The 'Barcelona, Refugee City' plan drives actions in countries of origin and along the route, and coordinates and collaborates with other cities and international NGOs and bodies working on the ground.
The refugee cities network
Coordination between towns and cities is essential. It is cities that receive refugees or will have to in the future, and where they have to integrate and start a secure life.
At a time when many cities in the south of Europe are being abandoned by the State when it comes to shouldering the responsibility of refugees and migrants arriving in their cities, Barcelona has been the driving force behind the European refugee cities network Solidarity Cities, which has also been joined by many municipalities in Spain. The main objectives of the network is to promote cooperation and the sharing of information and good practice, both for mutual support in emergency situations and to share intervention strategies.
The refugee is an increasingly urban phenomenon and the response should also be urban. Cities not only offer services and places to work; they are also essential in offering protection to people fleeing armed conflict and other kinds of violence.
The network also promotes political initiatives to press the responsible authorities to fulfil their international and European commitments, as well as to come up with policies that tackle the root of the problem and go beyond just taking in refugees.
Within this framework, the City Council is pushing for and working towards establishing a legal corridor so that refugees can reach the European Union safely and to avoid further deaths.
Collaboration with other municipalities also takes place in a city-to-city relationship as part of several international networks which the City Council is a part of, such as Eurocities, Medcities, the World Association of Major Metropolises, and the United Cities and Local Governments network (UCLG). Formal networks are essential for collaboration, cooperation and mutual understanding.
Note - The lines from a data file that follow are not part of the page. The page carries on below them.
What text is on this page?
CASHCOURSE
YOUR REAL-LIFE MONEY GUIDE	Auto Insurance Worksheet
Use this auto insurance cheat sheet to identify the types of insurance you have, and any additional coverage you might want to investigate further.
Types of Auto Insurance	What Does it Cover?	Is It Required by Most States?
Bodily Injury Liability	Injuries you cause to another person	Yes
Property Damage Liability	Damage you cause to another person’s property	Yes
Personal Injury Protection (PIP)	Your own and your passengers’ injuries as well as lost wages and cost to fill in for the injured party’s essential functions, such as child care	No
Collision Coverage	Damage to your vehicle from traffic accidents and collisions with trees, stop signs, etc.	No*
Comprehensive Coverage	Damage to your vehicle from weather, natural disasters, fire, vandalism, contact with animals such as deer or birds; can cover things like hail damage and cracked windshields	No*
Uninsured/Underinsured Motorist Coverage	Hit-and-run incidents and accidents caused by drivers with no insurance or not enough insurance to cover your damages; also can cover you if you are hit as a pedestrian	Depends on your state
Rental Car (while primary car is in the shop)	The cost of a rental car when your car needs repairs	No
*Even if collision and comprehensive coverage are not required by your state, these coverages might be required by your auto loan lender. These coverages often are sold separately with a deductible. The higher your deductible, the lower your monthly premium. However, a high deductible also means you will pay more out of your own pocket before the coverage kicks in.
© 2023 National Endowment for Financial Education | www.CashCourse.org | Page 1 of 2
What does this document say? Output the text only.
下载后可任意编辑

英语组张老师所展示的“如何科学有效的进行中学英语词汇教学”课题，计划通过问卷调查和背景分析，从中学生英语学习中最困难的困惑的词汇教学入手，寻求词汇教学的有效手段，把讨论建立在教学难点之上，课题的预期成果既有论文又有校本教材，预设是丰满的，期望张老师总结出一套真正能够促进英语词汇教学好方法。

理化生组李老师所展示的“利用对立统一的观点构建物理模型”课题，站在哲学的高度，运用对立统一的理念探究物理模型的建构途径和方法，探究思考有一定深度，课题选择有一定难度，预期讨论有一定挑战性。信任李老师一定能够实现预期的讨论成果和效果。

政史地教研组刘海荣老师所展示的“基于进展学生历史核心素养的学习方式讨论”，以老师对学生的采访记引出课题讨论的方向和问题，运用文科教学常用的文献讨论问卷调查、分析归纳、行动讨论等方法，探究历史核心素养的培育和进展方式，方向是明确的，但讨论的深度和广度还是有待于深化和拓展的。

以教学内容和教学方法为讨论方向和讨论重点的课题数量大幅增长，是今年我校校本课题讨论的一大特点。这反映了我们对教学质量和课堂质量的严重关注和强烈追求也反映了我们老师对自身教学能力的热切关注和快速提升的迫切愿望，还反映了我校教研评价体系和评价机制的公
Along with other urban centres, such as Amsterdam, Athens, Berlin and Helsinki, Barcelona is driving the first attempt at multi-level governance by the European Commission: the EU Urban Agenda, resulting from the Pact of Amsterdam, working to strengthen the voices of cities in the power structures of Brussels and to ensure they are eligible to receive emergency funds in the same way as states and organisations.
The “City to City” programme
The 'Barcelona, Refugee City' plan has implemented the 'From City to City' programme to provide assistance and expertise to specific municipal projects in cities with the densest population of refugees in transit and that receive the largest proportion of people fleeing their own countries in search of safety.
The principle behind the direct cooperation programme is to help whose who help and to tackle the state paralysis by opening lines of cooperation between cities that support the refugees as well as the locations.
The initiative has been rolled out in the cities of Athens and Lesbos in Greece, Lampedusa in Italy, Gdansk in Poland, Hamburg in Germany and Amsterdam in the Netherlands.
Intervention in the country of origin and along the route
Barcelona City Council’s work related to global justice has become a distinctive and key policy, at the same time demonstrating Barcelona's profile and leadership in the growing internationalist activism found in cities. It shows its support and commitment, along with the active support of its citizens and their organisations, to civil society, all of whom are committed to working together for transformative solidarity and cooperation.
This is done directly through the Global Justice and Cooperation Department, through subsidies, bilateral city-to-city cooperation, cooperation with other bodies and multilateral cooperation, and in association with other municipalities as part of the Catalan Development Cooperation Fund (FCCD).
As a result of and in response to civic demand, the annual budget of this department is 0.7% of the City Council’s revenue.